Cette technique fut utilisée dans le monde entier depuis la nuit des temps.
Grande consommatrice de bois, elle fut progressivement abandonnée suite aux
conséquences de la déforestation et remplacée par l'abattage à l'explosif.
Cependant, elle fut pratiquée jusqu'en 1890 dans les pays nordiques. On en
connaît donc les grandes lignes grâce aux anciens traités d'exploitation.
Document CCSTI Saint-Jean
Cette technique fut
employée durant la phase d'exploitation médiévale des mines du Fournel.
Les excavations caractéristiques, la suie qui recouvre nombre de parois, les
traces de charbons de bois et les puits d'aération l'attestent largement.
Jusqu'au nom de Fournel qui pourrait évoquer les 'fours' dont la fumée
sortait dans les gorges.
Les charbons de bois retrouvés dans les anciens
travaux du Fournel indiquent que les mineurs brûlaient principalement du
mélèze et dans une moindre mesure du pin sylvestre, mais pas de sapin.
Ce qui exclut l'hypothèse parfois avancer qui attribue à la mine la disparition
du sapin dans le vallon, ce qui est d'ailleurs erroné.

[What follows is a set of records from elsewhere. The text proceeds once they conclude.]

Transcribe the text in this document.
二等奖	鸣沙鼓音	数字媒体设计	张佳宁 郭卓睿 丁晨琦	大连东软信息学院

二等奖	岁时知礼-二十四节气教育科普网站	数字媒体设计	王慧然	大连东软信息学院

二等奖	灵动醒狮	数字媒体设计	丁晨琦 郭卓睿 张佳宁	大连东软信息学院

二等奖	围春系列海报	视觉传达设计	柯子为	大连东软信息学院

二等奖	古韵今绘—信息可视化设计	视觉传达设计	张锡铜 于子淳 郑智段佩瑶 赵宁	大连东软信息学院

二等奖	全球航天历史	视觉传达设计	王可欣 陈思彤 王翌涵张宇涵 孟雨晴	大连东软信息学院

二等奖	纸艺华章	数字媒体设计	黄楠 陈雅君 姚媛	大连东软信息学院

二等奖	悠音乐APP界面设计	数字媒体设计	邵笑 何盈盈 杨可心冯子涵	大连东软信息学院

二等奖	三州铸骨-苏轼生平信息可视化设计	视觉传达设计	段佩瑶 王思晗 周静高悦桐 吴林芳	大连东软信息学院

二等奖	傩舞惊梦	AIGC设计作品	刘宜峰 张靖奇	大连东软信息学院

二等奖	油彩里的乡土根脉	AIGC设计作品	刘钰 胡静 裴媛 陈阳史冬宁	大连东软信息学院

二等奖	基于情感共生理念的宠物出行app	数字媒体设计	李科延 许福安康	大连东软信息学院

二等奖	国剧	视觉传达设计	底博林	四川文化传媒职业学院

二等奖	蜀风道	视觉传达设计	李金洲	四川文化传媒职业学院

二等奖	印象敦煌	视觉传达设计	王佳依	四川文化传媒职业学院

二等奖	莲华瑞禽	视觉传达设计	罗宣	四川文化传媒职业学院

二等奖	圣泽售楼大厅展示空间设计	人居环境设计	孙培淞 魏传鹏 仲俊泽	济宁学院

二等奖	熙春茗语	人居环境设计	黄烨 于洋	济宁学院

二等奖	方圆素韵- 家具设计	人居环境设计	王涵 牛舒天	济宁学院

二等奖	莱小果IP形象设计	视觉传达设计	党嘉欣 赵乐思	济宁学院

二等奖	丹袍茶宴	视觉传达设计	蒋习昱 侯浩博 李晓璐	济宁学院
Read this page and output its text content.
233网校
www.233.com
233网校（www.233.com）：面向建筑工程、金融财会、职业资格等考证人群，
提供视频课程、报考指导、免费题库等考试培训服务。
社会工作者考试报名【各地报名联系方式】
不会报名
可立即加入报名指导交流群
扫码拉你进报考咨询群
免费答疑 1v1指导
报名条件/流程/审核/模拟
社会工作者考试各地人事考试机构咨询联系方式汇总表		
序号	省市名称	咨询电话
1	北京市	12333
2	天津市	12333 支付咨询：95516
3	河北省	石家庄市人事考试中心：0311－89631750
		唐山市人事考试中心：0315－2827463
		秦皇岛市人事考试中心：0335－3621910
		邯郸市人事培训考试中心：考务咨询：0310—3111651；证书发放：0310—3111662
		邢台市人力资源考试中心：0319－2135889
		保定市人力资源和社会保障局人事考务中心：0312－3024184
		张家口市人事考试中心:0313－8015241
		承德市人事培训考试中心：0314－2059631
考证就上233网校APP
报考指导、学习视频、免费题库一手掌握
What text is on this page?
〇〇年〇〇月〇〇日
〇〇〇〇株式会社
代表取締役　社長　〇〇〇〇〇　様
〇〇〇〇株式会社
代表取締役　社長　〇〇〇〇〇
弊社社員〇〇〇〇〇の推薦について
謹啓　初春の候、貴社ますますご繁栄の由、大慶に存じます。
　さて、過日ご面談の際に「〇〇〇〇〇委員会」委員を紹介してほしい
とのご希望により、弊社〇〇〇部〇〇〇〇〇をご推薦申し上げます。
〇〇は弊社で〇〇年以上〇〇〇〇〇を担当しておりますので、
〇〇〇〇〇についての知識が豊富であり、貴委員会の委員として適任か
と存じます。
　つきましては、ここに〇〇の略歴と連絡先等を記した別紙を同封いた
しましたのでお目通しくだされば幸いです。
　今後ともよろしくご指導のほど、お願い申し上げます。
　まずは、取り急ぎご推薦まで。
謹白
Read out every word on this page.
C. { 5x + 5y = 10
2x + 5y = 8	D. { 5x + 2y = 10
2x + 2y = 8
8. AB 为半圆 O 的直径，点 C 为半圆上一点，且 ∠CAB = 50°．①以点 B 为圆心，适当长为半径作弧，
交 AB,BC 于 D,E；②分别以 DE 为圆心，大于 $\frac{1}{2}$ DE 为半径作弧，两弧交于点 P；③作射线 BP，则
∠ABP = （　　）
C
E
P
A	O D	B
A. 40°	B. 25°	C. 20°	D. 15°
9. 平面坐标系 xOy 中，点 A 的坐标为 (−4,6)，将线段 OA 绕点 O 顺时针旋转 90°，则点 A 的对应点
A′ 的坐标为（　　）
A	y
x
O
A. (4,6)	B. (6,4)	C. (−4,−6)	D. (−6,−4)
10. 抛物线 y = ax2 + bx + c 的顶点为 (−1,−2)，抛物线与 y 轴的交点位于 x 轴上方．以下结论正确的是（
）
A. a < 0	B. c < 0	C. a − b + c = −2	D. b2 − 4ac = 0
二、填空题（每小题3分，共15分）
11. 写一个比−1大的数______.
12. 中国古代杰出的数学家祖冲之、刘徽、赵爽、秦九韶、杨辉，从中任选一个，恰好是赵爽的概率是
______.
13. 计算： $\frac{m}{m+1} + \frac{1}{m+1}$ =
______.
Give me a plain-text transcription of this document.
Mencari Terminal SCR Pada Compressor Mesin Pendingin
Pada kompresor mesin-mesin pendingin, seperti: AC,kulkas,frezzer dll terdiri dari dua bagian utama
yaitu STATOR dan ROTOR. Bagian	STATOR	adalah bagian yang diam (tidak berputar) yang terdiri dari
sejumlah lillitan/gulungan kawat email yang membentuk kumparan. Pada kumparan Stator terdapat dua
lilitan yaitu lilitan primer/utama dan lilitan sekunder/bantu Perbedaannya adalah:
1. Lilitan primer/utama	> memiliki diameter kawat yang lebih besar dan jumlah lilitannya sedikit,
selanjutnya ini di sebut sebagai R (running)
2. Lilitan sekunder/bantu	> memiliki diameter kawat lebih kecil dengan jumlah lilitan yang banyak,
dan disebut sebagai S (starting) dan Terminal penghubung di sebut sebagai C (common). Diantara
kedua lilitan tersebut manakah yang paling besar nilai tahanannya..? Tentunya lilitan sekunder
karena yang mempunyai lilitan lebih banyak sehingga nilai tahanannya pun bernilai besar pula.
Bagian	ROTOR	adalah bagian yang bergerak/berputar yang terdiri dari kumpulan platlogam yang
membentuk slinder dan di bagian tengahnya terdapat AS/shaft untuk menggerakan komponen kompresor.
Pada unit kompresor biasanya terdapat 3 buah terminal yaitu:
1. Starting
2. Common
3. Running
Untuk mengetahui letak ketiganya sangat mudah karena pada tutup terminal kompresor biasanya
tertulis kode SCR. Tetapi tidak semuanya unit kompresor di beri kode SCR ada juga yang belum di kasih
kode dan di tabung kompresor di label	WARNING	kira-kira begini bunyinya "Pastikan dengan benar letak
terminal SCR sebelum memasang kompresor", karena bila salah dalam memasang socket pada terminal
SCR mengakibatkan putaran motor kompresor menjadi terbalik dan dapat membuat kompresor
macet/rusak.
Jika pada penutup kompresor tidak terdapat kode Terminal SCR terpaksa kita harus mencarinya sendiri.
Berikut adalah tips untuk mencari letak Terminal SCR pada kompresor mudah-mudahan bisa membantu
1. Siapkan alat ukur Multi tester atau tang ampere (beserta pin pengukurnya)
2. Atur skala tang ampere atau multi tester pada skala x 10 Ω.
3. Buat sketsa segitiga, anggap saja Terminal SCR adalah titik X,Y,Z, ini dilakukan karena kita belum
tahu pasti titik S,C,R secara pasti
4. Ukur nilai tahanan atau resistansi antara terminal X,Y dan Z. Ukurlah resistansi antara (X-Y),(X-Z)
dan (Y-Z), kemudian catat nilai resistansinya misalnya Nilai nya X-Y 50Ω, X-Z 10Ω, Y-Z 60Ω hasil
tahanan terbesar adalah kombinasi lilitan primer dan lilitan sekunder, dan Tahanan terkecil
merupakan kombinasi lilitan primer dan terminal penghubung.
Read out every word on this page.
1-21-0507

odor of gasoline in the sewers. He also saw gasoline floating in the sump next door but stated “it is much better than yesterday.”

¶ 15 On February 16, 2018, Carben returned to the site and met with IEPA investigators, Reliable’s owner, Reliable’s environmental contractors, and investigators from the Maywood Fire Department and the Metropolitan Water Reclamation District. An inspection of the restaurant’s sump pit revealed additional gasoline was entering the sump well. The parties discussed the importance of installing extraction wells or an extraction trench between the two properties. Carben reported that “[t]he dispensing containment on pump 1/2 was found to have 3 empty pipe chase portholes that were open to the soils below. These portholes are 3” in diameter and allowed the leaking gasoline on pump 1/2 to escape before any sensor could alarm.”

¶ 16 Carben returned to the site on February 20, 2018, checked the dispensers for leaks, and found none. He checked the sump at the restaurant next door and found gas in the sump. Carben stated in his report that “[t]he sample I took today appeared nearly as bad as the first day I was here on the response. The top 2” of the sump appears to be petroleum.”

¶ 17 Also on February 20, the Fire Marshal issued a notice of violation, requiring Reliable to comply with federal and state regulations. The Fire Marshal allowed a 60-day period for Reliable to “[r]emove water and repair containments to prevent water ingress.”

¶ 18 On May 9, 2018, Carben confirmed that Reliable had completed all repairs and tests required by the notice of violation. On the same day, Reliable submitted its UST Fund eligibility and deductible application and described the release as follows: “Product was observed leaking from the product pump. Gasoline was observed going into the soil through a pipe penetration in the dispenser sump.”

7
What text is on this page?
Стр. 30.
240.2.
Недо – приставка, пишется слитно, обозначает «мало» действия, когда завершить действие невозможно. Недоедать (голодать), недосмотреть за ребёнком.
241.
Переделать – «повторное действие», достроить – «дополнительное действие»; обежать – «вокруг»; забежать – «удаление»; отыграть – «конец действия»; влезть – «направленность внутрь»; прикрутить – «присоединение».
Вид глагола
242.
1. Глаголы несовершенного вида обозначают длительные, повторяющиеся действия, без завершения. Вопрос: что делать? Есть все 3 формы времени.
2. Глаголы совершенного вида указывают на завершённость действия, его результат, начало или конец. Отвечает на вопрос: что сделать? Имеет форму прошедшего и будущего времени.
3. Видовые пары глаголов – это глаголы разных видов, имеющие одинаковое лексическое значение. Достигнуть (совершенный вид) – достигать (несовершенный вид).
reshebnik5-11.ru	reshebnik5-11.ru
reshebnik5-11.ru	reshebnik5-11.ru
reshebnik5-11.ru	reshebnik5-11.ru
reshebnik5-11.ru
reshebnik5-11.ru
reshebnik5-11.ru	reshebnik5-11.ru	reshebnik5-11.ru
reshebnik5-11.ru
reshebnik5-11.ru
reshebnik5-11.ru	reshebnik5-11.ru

Les feuillus apparaissent très exceptionnellement même pour les périodes les
plus anciennes -
Xe-XIIe siècles. Ils ne sont pas exploités pour l’abattage par le feu car
probablement pas ou peu disponibles dans le territoire d’approvisionnement en
bois des mineurs. Ces bois pouvaient aussi être réservés pour d’autres activités
moins consommatrices - feu domestique.
Il ne faut pas oublier que nous sommes dans un contexte de consommation
industrielle du combustible même pour le Moyen Âge. Les mineurs s’adaptent donc
à leurs ressources et vont puiser leur combustible là où il se trouve en
abondance.
Pour
en savoir plus, voir le paragraphe sur la
gestion du bois
à l'époque médiévale.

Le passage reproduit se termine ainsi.